In Sachen konfrontative 1:1-Interviews kann dem gerne unbequem und unangenehm auftretenden Schawinski keiner das Wasser reichen, auch im deutschsprachigen Ausland kommen einem höchstens die Frühversionen von Friedrich Küppersbusch oder Michel Friedman in den Sinn. Er hat den Mut, den jeder Journalist in sich tragen oder wenigstens anstreben sollte: nämlich unerbittlich ehrlich zu sein, zuerst gegen sich selbst, und dann gegen alle anderen. Allzu ehrliche Menschen sind generell eher unbeliebt, weshalb jene, die verehrt werden möchten, sich gerne damit begnügen, einen rechtschaffenen Eindruck zu hinterlassen und es verstehen, im richtigen Moment zu schweigen – welches Modell das narzisstischere ist, sei dem Betrachter überlassen.
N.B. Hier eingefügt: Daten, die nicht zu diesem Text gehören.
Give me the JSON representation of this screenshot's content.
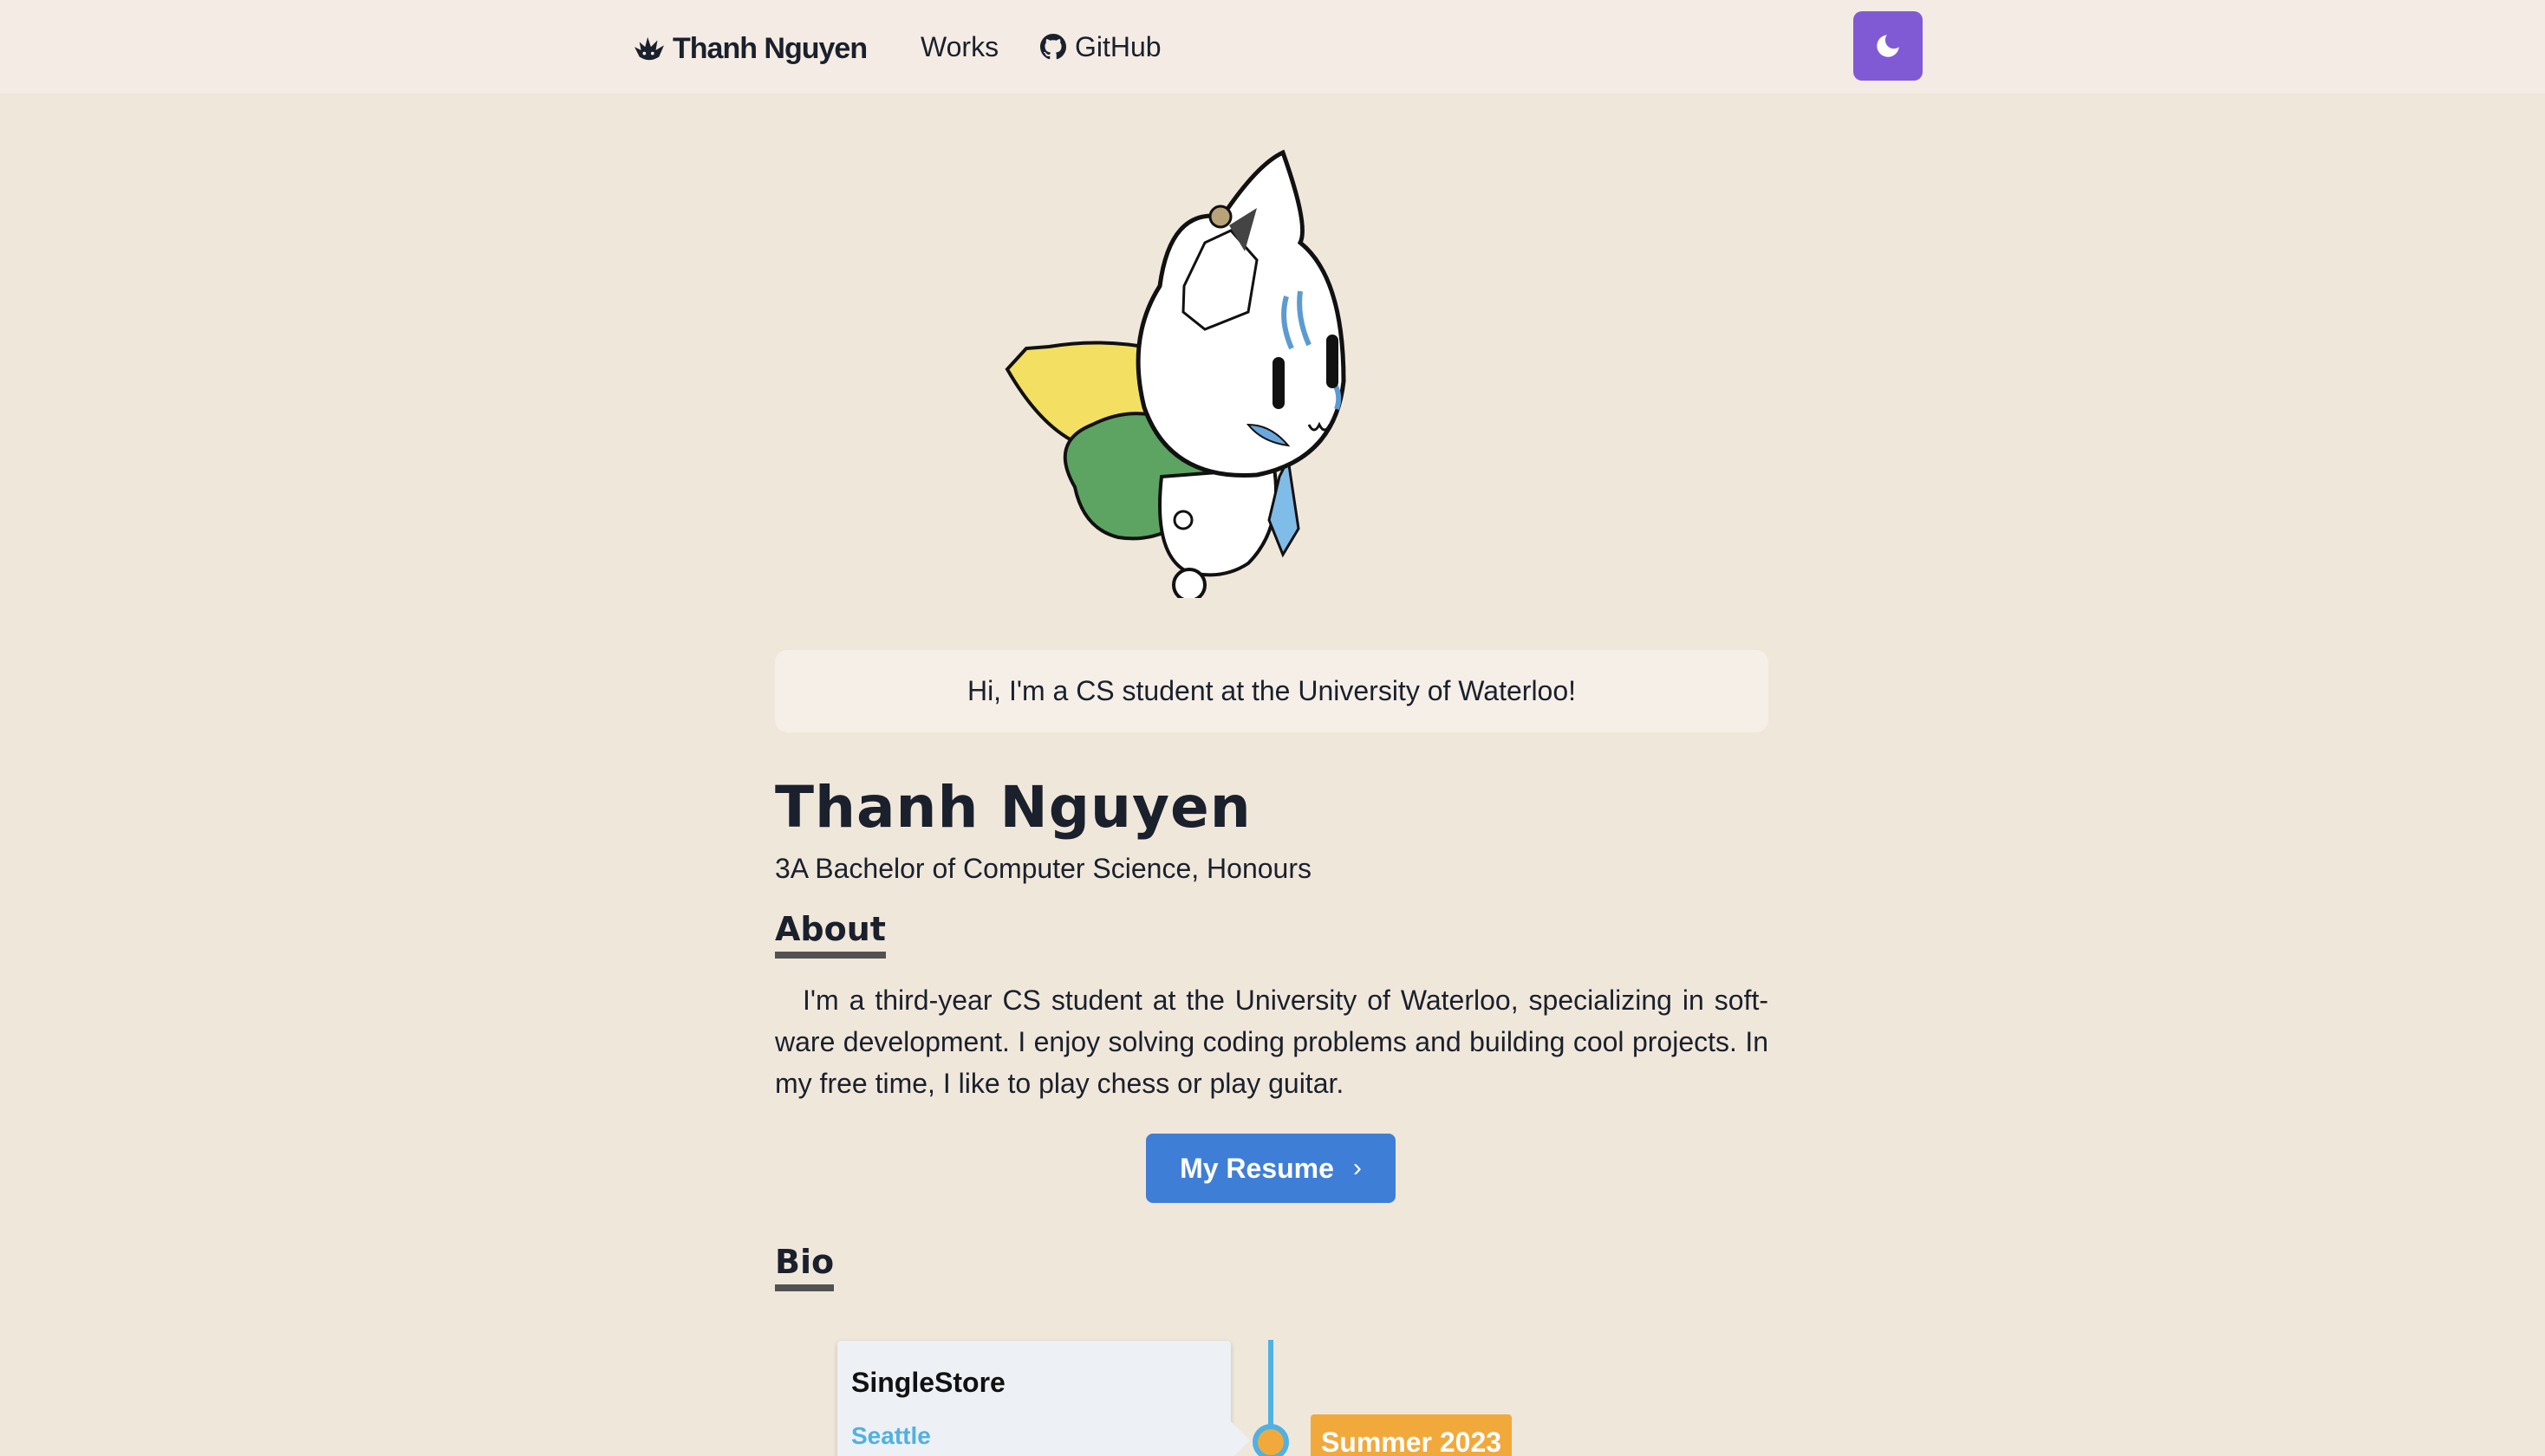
{
  "nav": {
    "logo_text": "Thanh Nguyen",
    "logo_icon": "paw-icon",
    "links": [
      {
        "label": "Works"
      },
      {
        "label": "GitHub",
        "icon": "github-icon"
      }
    ],
    "theme_toggle_icon": "moon-icon"
  },
  "hero": {
    "greeting": "Hi, I'm a CS student at the University of Waterloo!",
    "name": "Thanh Nguyen",
    "degree": "3A Bachelor of Computer Science, Honours"
  },
  "about": {
    "heading": "About",
    "text": "I'm a third-year CS student at the University of Waterloo, specializing in soft­ware development. I enjoy solving coding problems and building cool projects. In my free time, I like to play chess or play guitar.",
    "resume_label": "My Resume",
    "resume_icon": "chevron-right-icon"
  },
  "bio": {
    "heading": "Bio",
    "entries": [
      {
        "company": "SingleStore",
        "location": "Seattle",
        "date": "Summer 2023"
      }
    ]
  },
  "colors": {
    "page_bg": "#f0e7db",
    "navbar_bg": "#f4ece4",
    "theme_button": "#805ad5",
    "resume_button": "#3f7ed6",
    "timeline_line": "#4fb1e4",
    "timeline_date": "#f2a93b"
  }
}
Die grosse, allseits bekannte Schwäche von Roger Schawinski ist die Eitelkeit. Sie hindert ihn manchmal daran, souverän zu sein (was ihn sympathisch macht). Und sie hindert ihn manchmal daran, zuzuhören (was die Qualität beeinträchtigt). Viktor Giacobbo schreibt im Kapitel «Die Sicht von Aussen»:

Das ist er: Brillante Number One auf allen Ebenen, aber beim Zuhören höchstens auf Platz vierezwänzg.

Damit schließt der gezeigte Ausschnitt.